In an order ringing of a General Data Protection Regulation’s privacy ruling, a Chicago-based futures brokerage has been fined $1.5 million for failing to safeguard its email systems from attacks by cyber criminals, allowing hackers to access sensitive customer information and pilfer $1 million in customer funds.
Futures and swaps markets watchdog U.S. Commodities Futures Trading Commission (CFTC) also ruled that Phillip Capital failed to disclose the cyber breach to its customers in a timely manner and didn’t educate its employees on cybersecurity policy and procedures, provide a written information systems security program and supervise staffers on customer disbursements. Under the directive, Phillip must pay monetary sanctions totaling $1.5 million, which includes a civil penalty of $500,000, and $1 million in restitution. PCI is credited the $1 million restitution based on its prompt reimbursement of the customer funds when the fraud was discovered. The order also requires PCI to provide reports to the Commission on its remediation efforts.
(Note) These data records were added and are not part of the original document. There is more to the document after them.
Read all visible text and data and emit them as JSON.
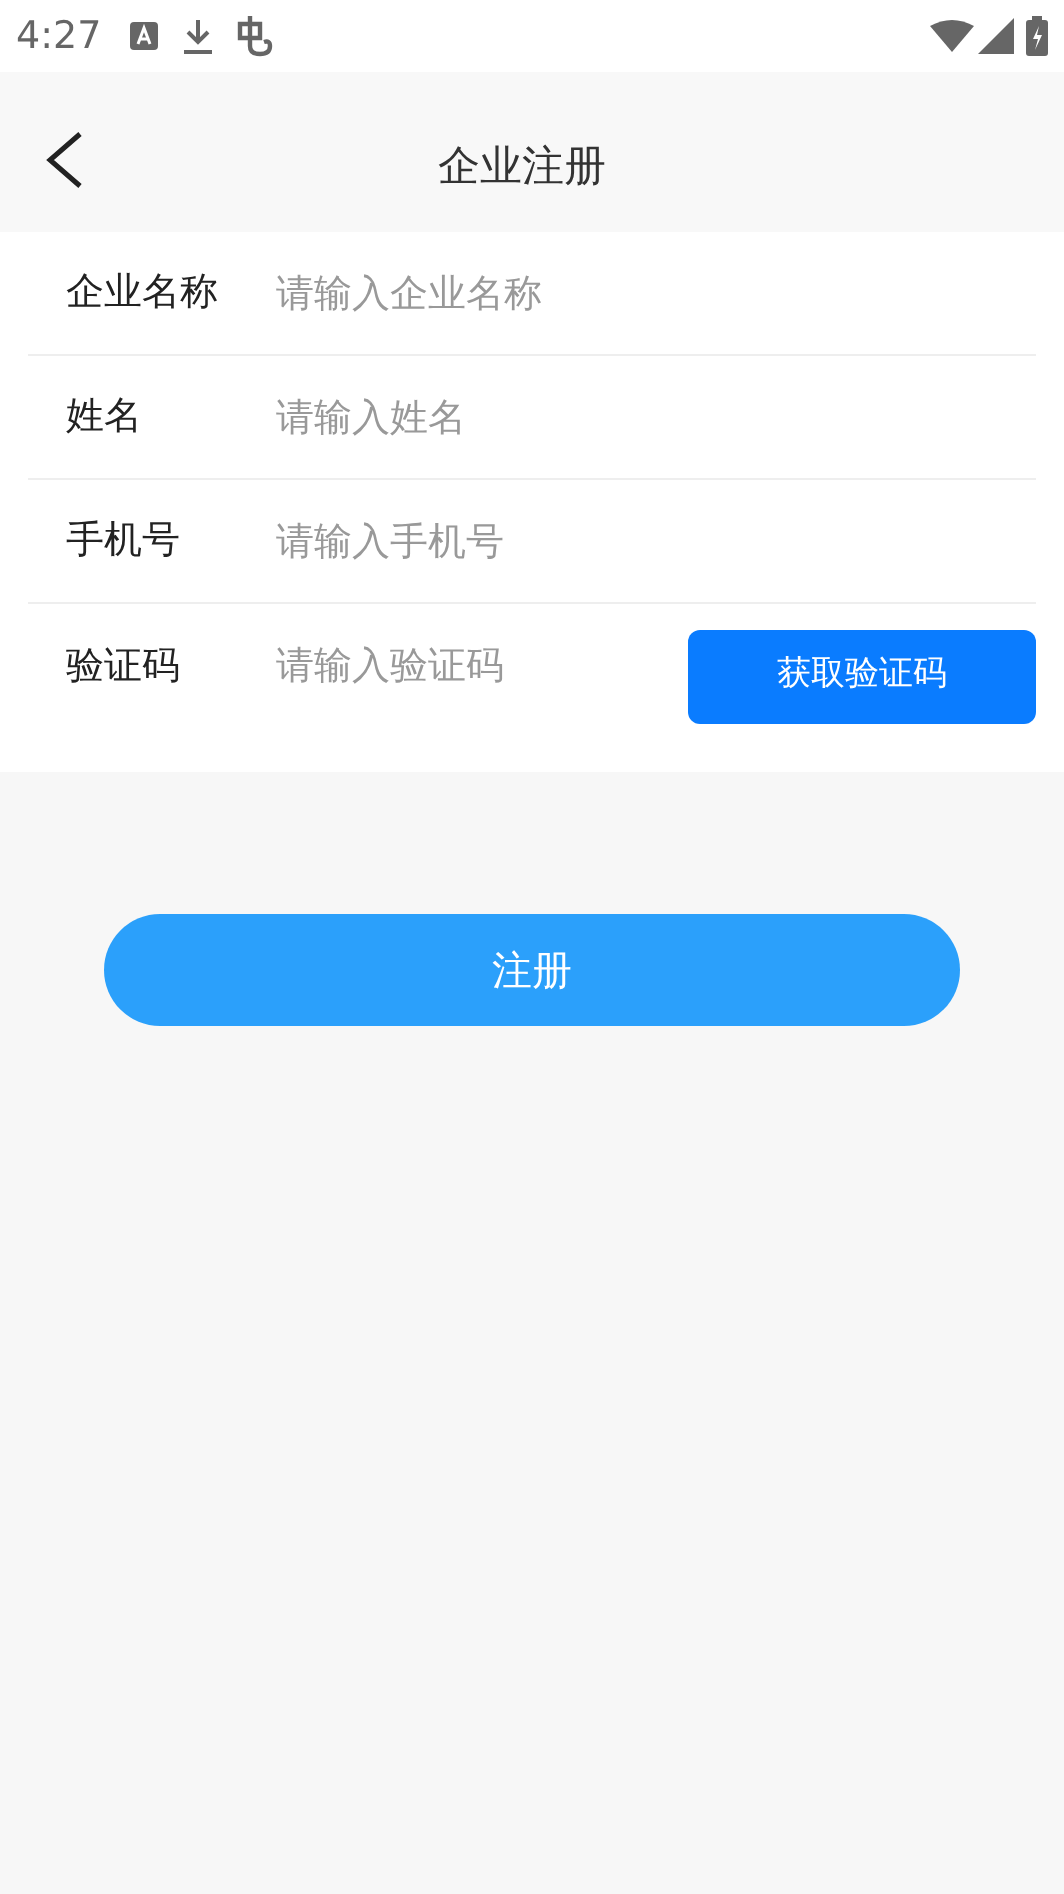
{
  "status_bar": {
    "time": "4:27"
  },
  "header": {
    "title": "企业注册"
  },
  "fields": [
    {
      "kind": "text",
      "label": "企业名称",
      "placeholder": "请输入企业名称"
    },
    {
      "kind": "text",
      "label": "姓名",
      "placeholder": "请输入姓名"
    },
    {
      "kind": "text",
      "label": "手机号",
      "placeholder": "请输入手机号"
    },
    {
      "kind": "code",
      "label": "验证码",
      "placeholder": "请输入验证码",
      "button": "获取验证码"
    }
  ],
  "submit": "注册"
}
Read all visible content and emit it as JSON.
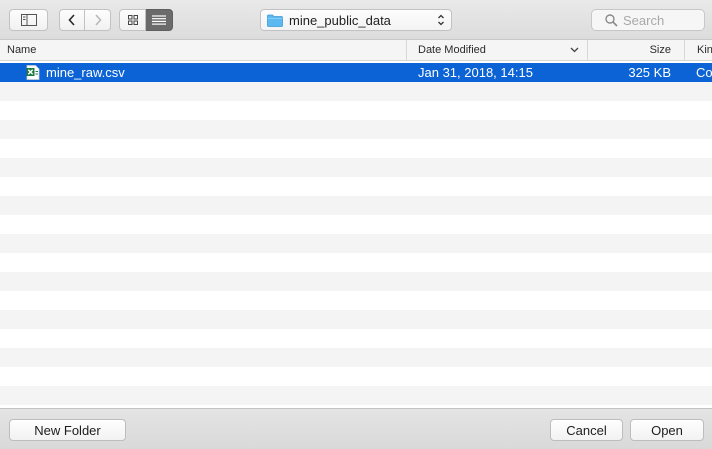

The penalties reinforce how serious is the CFTC about registrants' cybersecurity procedures and protections, said CFTC Director of Enforcement James McDonald. “Cybercrime is a real and growing threat in our markets,” he said. “While it may not be possible to eliminate all cyber threats, CFTC registrants must have adequate procedures in place — and follow those procedures — to protect their customers and their accounts from potential harm.”
The nine-year old Phillip Capital’s parent company, Phillip Capital Group, is based in Singapore since 1975. Its U.S. unit's customers covers retail, commercial, and institutional clients. Markets traded by its customers spans financial, equity, agricultural, energy, foreign exchange and metals.